Um dos donos do Blind Barber, Jeff Laub, disse: “O lance não é só vender um café por US$ 3. O café gera a conversa, desenvolve uma amizade e pode até levar a alguma outra coisa”.

A barbearia-café é uma tendência que vem crescendo. Para Alon Gratch, psicólogo clínico que escreveu “If Men Could Talk: Translating the Secret Language of Men” (Se os Homens Falassem: Traduzindo a Linguagem Secreta Masculina), um lugar como esse “parece novo, porque oferece espaço para conversa”.

“(A barbearia) tenta diminuir as distâncias, mais ou menos como as mulheres fazem, mas de uma forma mais original, do modo dos ‘caras’. Os outros lugares tradicionais para as pessoas se encontrarem são os bares, que são muito barulhentos e, por isso, não dá muito para conversar, ou eventos esportivos, que têm o mesmo problema”, disse ele.

Como os proprietários lidam com uma clientela antenada, os preços são bem mais altos que os das barbearias tradicionais, e a decoração lembra mais um restaurante ou uma butique masculina do que um salão de beleza (exceto pela exibição em destaque de tesouras, pentes e frascos de tinturas).

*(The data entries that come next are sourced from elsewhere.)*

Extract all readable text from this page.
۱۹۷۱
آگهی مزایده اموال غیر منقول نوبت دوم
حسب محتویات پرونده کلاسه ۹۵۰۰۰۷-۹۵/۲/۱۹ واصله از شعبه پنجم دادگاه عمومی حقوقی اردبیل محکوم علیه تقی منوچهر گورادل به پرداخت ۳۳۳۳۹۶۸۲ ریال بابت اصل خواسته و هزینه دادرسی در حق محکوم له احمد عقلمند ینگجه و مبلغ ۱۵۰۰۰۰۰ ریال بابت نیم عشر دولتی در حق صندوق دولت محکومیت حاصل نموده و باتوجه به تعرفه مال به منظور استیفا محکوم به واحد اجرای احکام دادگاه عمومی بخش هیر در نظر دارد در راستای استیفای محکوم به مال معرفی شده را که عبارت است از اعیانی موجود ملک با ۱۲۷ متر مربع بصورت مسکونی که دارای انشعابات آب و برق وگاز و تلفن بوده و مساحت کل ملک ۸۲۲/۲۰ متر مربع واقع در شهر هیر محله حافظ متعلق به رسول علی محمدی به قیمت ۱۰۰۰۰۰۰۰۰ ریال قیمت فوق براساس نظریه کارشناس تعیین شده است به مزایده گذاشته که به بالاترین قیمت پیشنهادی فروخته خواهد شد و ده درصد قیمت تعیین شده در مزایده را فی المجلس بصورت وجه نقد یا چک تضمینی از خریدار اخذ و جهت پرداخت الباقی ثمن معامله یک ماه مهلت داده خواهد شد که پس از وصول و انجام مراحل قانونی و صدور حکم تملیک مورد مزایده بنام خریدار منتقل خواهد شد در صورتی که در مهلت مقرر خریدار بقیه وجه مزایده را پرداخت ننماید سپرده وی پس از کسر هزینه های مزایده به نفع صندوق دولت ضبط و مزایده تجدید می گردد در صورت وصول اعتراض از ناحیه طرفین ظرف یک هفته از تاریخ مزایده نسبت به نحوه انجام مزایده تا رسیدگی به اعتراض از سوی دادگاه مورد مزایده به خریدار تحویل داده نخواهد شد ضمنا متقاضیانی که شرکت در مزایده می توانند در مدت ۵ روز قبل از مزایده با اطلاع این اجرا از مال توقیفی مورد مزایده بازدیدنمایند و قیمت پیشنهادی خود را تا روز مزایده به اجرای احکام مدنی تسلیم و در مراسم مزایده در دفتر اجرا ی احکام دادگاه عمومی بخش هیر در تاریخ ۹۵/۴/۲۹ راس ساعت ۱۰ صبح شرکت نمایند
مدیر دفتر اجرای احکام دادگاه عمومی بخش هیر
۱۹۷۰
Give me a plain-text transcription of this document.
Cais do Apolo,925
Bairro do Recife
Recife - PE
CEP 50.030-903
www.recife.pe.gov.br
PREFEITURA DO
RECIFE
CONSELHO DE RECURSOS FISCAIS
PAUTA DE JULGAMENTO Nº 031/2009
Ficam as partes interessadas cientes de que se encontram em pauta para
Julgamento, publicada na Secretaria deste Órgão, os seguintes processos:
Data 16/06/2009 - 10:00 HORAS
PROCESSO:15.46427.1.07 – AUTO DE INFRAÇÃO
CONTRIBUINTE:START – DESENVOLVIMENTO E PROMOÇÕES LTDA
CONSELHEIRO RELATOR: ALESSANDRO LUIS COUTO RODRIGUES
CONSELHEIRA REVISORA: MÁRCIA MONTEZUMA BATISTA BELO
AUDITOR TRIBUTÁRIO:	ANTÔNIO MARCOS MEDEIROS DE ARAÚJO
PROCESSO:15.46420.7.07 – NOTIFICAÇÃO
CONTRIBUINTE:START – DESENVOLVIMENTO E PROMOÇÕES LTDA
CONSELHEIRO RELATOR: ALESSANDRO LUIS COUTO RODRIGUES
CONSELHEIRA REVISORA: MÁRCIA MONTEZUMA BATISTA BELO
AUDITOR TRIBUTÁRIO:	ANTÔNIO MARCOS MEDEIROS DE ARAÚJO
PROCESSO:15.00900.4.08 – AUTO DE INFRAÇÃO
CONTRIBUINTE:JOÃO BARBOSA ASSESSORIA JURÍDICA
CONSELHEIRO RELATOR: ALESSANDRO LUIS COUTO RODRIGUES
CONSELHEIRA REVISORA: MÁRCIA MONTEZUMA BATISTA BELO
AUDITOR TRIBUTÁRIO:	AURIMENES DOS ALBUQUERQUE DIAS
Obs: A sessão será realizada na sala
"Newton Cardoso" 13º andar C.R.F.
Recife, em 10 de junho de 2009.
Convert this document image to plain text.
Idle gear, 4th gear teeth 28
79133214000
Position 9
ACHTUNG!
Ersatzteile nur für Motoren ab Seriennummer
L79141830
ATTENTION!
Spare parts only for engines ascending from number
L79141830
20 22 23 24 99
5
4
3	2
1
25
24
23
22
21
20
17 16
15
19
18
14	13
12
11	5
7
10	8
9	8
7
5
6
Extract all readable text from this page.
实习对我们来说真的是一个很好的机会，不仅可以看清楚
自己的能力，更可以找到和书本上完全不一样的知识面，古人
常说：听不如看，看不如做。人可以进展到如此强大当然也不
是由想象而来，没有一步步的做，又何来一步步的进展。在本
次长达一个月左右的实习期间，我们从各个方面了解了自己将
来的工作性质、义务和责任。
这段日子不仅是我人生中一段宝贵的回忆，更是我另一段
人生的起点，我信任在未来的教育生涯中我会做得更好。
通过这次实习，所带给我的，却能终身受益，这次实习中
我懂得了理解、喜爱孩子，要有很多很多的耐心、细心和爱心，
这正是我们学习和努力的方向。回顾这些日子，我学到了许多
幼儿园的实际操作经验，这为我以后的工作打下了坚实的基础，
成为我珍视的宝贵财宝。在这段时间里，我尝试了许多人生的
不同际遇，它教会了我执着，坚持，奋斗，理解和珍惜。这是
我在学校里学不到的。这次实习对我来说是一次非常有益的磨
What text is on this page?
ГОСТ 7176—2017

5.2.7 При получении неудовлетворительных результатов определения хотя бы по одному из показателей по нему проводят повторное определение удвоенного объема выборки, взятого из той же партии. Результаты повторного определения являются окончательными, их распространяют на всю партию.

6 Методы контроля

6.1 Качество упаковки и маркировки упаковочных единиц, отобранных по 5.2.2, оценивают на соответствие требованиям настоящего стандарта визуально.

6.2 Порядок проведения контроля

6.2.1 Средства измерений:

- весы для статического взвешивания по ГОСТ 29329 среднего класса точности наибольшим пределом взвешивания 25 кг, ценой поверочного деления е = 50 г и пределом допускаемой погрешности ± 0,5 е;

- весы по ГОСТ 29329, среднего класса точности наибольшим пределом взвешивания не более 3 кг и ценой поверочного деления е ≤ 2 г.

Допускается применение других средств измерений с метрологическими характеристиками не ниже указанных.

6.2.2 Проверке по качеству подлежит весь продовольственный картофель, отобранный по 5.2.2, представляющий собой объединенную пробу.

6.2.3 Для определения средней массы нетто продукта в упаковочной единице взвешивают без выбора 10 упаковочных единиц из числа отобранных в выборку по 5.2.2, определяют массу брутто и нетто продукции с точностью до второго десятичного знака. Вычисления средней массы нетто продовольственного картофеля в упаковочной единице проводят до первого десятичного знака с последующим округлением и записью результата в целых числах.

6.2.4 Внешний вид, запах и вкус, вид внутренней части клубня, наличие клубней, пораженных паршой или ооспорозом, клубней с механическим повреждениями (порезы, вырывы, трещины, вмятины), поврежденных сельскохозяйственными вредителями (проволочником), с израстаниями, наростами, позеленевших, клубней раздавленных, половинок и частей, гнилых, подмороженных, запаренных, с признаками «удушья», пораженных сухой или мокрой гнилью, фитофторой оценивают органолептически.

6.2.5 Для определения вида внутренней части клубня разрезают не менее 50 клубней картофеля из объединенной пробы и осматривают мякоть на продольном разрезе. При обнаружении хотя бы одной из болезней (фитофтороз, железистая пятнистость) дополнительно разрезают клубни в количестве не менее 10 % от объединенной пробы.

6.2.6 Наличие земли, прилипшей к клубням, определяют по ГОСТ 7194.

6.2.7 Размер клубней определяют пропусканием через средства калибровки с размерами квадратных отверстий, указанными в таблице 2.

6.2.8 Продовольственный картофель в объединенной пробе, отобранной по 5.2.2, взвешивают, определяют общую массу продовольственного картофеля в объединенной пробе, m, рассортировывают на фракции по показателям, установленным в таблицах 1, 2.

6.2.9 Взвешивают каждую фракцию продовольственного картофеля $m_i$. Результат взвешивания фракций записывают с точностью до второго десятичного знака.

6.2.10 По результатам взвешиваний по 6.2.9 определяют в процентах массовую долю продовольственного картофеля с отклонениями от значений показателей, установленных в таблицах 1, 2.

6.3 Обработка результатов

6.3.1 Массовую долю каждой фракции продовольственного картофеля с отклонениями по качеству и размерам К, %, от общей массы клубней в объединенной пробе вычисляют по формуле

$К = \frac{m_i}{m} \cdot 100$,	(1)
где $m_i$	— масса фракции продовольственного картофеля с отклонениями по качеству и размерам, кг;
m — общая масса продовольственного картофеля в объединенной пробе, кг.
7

Embora cabelo e comida não pareçam ter muito em comum para alguns, um capuccino feito com grãos torrados no local e cultivados eticamente é um acompanhamento natural para cortes de cabelo refinados.

Modelo de negócios. Mesmo em bairros saturados de cafeterias e salões de beleza, novas combinações de negócios desse tipo continuam a aparecer logo que obtêm as licenças necessárias para vender álcool ou café. Em março, a Cotter Barber abriu no Brooklyn, completa, com uma máquina de café expresso manual La Marzocco empoleirada em um balcão de madeira de demolição na frente e quatro cadeiras de barbeiro vintage nos fundos.

No Fellow Barber de Williamsburg, o serviço de café foi introduzido em fevereiro. As duas barbearias-café obtêm seu café de torrefadores artesanais (o Four Barrel Coffee, de San Francisco, e o Tandem Coffee, de Portland, no Maine).

A combinação de barbearias e bebidas vai bem além do Brooklyn. Em Toronto, por exemplo, há um bar na Rod, Gun & Barbers, onde o charuto também é incentivado. Em San Francisco, a Peoples Barber & Shop serve cerveja gelada, assim como a Duke Barber Co. na Filadélfia. A Modern Man, uma cadeia de cinco salões em Portland, em Oregon, oferece cerveja e uísque de fornecedores locais. A Fellow Barber planeja adicionar um bar à sua unidade de Detroit.

Jon Wilde, editor da revista “GQ” que vive no Brooklyn, disse que a barbearia-café estava “fazendo esse corte de cabelo parecer uma experiência, e não uma obrigação. “Sim, o corte de cabelo pode ser um pouco mais caro, mas dá para tomar uma cerveja se quiser, e eles cuidam bem de você”, ele disse.